Ju-Jutsu-Ãœbungsleiterin Theresa
© Hochschulsport Münster

Beim Ju-Jutsu persönliche Grenzen überwinden


Im Rahmen unserer Kampagne "Total unsportlich", mit der wir auf Rassismus, Sexismus, sexualisierte Gewalt, Homophobie und Transfeindlichkeit im Sport aufmerksam machen möchten, tauschen wir uns jeden Monat mit Übungsleitenden aus verschiedenen Sportarten über die Thematik aus. Unser Kampagnen-Gesicht im Januar ist Theresa. Sie kommt aus der Sportart Ju-Jutsu und möchte durch die Teilnahme an der Kampagne speziell für das Thema sexualisierte Gewalt im Sport sensibilisieren.
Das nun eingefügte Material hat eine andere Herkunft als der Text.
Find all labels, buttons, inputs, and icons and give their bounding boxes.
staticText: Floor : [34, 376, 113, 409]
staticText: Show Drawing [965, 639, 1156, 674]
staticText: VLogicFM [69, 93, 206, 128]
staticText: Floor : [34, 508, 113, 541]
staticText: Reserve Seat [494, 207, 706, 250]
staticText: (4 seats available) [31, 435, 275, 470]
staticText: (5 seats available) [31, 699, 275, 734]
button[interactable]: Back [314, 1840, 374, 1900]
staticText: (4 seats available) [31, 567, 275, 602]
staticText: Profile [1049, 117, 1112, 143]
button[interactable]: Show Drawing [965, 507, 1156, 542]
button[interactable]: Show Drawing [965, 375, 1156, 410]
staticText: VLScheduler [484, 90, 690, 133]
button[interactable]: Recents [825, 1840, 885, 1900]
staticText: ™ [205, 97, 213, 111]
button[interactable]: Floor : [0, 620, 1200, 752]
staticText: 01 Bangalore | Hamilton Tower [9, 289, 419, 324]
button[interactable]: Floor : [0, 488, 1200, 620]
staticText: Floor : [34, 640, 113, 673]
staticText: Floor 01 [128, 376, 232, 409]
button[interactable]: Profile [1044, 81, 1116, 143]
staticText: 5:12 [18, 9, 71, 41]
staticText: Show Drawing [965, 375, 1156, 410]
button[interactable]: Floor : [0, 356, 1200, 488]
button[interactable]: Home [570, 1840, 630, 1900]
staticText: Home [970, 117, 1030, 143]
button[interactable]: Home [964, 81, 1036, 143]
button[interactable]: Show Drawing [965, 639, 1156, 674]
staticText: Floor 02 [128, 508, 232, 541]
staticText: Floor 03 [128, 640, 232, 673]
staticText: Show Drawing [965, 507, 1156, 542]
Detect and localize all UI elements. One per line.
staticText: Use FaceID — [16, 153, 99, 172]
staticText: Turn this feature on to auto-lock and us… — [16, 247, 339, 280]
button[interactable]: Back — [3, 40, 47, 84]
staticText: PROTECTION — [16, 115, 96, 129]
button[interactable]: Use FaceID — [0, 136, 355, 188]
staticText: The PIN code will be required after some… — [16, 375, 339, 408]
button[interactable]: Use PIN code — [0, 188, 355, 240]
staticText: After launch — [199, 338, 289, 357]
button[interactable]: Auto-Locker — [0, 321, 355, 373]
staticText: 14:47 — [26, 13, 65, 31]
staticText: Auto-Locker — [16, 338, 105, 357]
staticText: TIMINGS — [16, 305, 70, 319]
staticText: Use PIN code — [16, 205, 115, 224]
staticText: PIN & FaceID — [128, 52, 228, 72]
"Sport lebt von der Körperlichkeit. Es geht gerade darum, körperlich aktiv zu sein, ein Bewusstsein für Bewegungen und den eigenen Körper zu schaffen. So ergeben sich eben dort ganz natürlich Situationen, die man in anderen Lebensbereichen nicht erlebt", erklärt Theresa, warum Sport ihrer Meinung nach so anfällig für sexualisierte Gewalt ist.

Die Übungsleiterin betreibt seit ihrem 11. Lebensjahr die Kampfsportart Ju-Jutsu. Sie hat schon öfter Situationen erlebt, in denen Grenzen überschritten werden: "Es entstehen immer wieder Situationen, in denen ich selbst den sonst so angenehmen Höflichkeitsabstand unterschreite und fremden Trainingspartner*innen oft näherkomme, als das bei meinen besten Freunden außerhalb der Matte je der Fall ist. Wo sonst liegt man in einem gordischen Knoten aus Armen und Beinen aufeinander?"

Dieses Spiel aus Wahrnehmung, Überwindung und Gewöhnung beobachtet sie auch regelmäßig bei den Teilnehmer*innen ihrer Kurse: "Kampfsport im Allgemeinen und Selbstverteidigung im Besonderen lebt nun einmal davon, dass man lernt, mit Grenzüberschreitungen umzugehen. Das bedeutet aber auch, dass man diese mit seinen Trainingspartner*innen übt und auf Tuchfühlung geht. Nur so kann man sich im Ernstfall davor bewahren, in eine Schockstarre zu verfallen", beschreibt Theresa den sensiblen Trainingsprozess.

Übungsleitende tragen ihrer Meinung nach ein hohes Maß an Verantwortung für ihre Teilnehmenden. Insbesondere deshalb findet sie es wichtig, dass es Angebote gibt, in denen sich mit der Thematik sexualisierter Gewalt im Sport auseinandergesetzt wird: "Ich halte ich es für geboten, den Übungsleitenden Werkzeug mitzugeben, ihrer Verantwortung gerecht zu werden. Mir ist wichtig, dass der Kontakt nicht tabuisiert wird, darum geht es nicht, doch man sollte in Bereichen, in denen man regelmäßig Verantwortung für das Wohlbefinden anderer übernimmt, auch ein Bewusstsein für deren Wohlbefinden entwickeln."

Auch für Teilnehmende ist es wichtig, sich mit der Thematik zu beschäftigen, findet Theresa: "Sie haben zwar nicht die gleiche Verantwortung wie Übungsleitende, es gibt aber viele, die sich mit dem richtigen Maß der Körperlichkeit erst auseinandersetzen müssen, um sich klar darüber zu werden, welches Maß ihren Ansprüchen entspricht und wo ihre Grenzen liegen. Auch das muss geübt werden. In einem derart persönlichen Bereich kann man aber schwerlich argumentieren, dass aus Erfahrungen zu lernen, empfehlenswert ist. Deswegen ist das abstrakte Bewusstwerden hier der richtige Weg, um auch zögernden oder zweifelnden Sportler*innen ein sicheres Gefühl und so letztendlich Zugang zu kontaktnahen Sportarten zu ermöglichen."

Wir bedanken uns bei Theresa für das interessante Gespräch und ihren Einsatz für die Kampagne.